The following week I had again prepped the same area after work, only this time opting to pre-bait a snag to the right of the swim next door with the view to perhaps moving to this swim at the weekend as it gave me a few more options.
Come the next weekend, only two other anglers were on the lake and they were over the other side from the prepared area. That afternoon the weather was all over the place culminating in a beautiful rainbow to signify yet another crap day!
I decided to fish the swim next door to where I was the week before. A very quick lead around to the edge of the snag a rod length out revealed a nice hard spot on which I presented a balanced pop up rig as before; only this time tweaking it with a size 8 Covert Mugga and changing the hair set up.
The other rods were fished chod style again to softer areas in the main pond. It was so cold that night I was thankful for remembering to bring all my winter clothing and couldn’t wait to call it a night and get into the sleeping bag that evening. After nodding off once I got warm, I woke up in the very early hours of the morning to fish crashing out right over the left hand rod where I’d baited fairly regularly. I was buzzing and surprised that I fell back to sleep with such a spectacle presented to me! Before I knew it I had done one of those moments where you spring off the bedchair with no shoes on holding a rod bent double. Only this time I’d somehow got myself into a mess and ended up holding two rods due to my complete incompetence!

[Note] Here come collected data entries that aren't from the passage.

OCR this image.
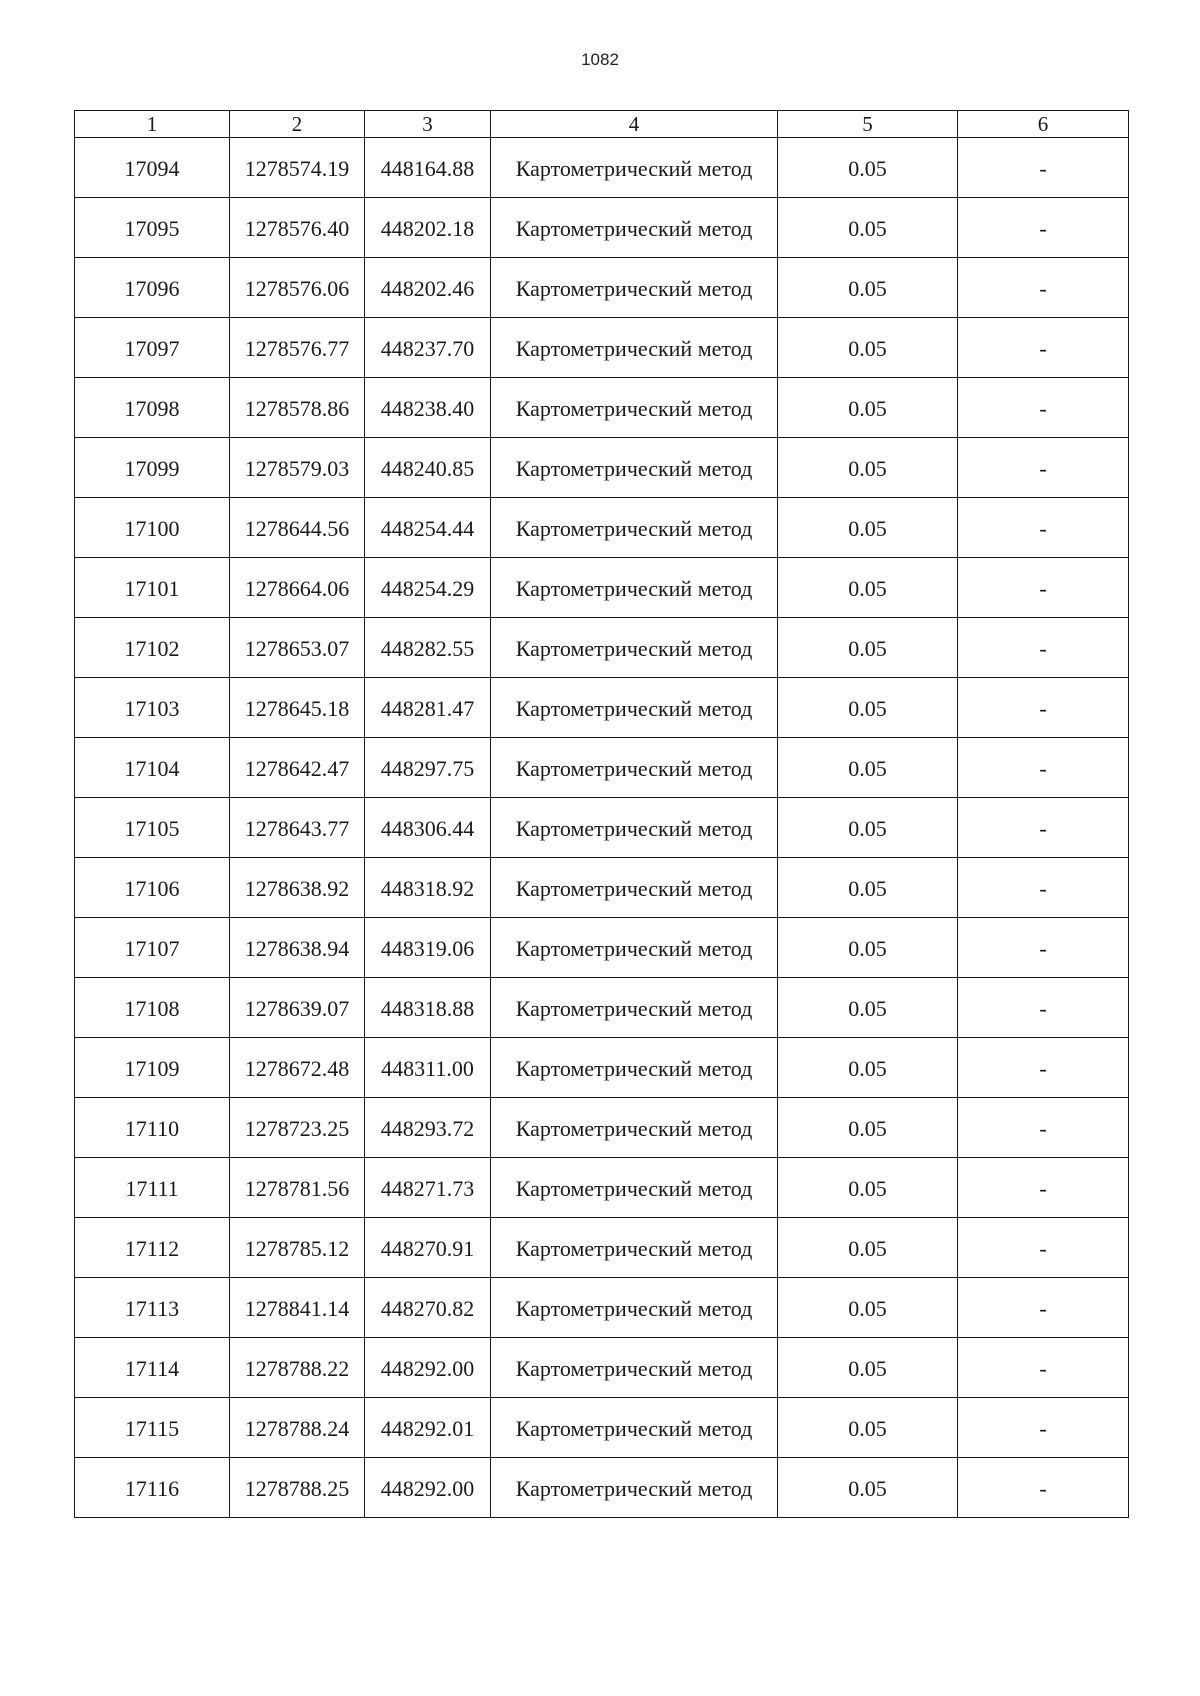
1082
1	2	3	4	5	6
17094	1278574.19	448164.88	Картометрический метод	0.05	-
17095	1278576.40	448202.18	Картометрический метод	0.05	-
17096	1278576.06	448202.46	Картометрический метод	0.05	-
17097	1278576.77	448237.70	Картометрический метод	0.05	-
17098	1278578.86	448238.40	Картометрический метод	0.05	-
17099	1278579.03	448240.85	Картометрический метод	0.05	-
17100	1278644.56	448254.44	Картометрический метод	0.05	-
17101	1278664.06	448254.29	Картометрический метод	0.05	-
17102	1278653.07	448282.55	Картометрический метод	0.05	-
17103	1278645.18	448281.47	Картометрический метод	0.05	-
17104	1278642.47	448297.75	Картометрический метод	0.05	-
17105	1278643.77	448306.44	Картометрический метод	0.05	-
17106	1278638.92	448318.92	Картометрический метод	0.05	-
17107	1278638.94	448319.06	Картометрический метод	0.05	-
17108	1278639.07	448318.88	Картометрический метод	0.05	-
17109	1278672.48	448311.00	Картометрический метод	0.05	-
17110	1278723.25	448293.72	Картометрический метод	0.05	-
17111	1278781.56	448271.73	Картометрический метод	0.05	-
17112	1278785.12	448270.91	Картометрический метод	0.05	-
17113	1278841.14	448270.82	Картометрический метод	0.05	-
17114	1278788.22	448292.00	Картометрический метод	0.05	-
17115	1278788.24	448292.01	Картометрический метод	0.05	-
17116	1278788.25	448292.00	Картометрический метод	0.05	-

It was early, I knew that much and two swans were over my right hand spot where I’d obviously hooked a now angry carp! A tense twenty minute battle ensued with me holding on for dear life at times, ever thankful I’d replaced my mainline with some new GT80+ (the best mainline I have ever used).
I was amazed by the power of the fish especially after the long winter we had endured and eventually kind of bundled it into the net as there was no way I was going to lift his head out of the water in submission! I recognised it as the fish I had caught almost two years ago to the day which was disappointing; however, it is an immense fish that has only seen the bank a few times in recent years. Slightly down in weight at 42.08, it was great to see her looking so good.
How to tie Dan’s rig:
What you need…
Step 1 – Strip back 10cm of 15lb brown Sly Skin.
Step 2 – Start KD rig with 7 turns up the shank.
Step 3 – Fold back the hair and whip a couple more turns round the hook.
Step 4 – The finished hook and hair should look like this.
Step 5 – Attach the swivel with a reliable figure 8 loop knot.
Step 6 – Tighten down using both tags from the knot and cut off excess.
Step 7 – Dan covers the knot with 0.5mm Covert Silicone Tubing to make it neat and tangle free.
Step 8 – Mould some Critical Mass Putty onto the hooklink to help pin it down.
Step 9 – Attach a S2 pop up and balance with a BB shot.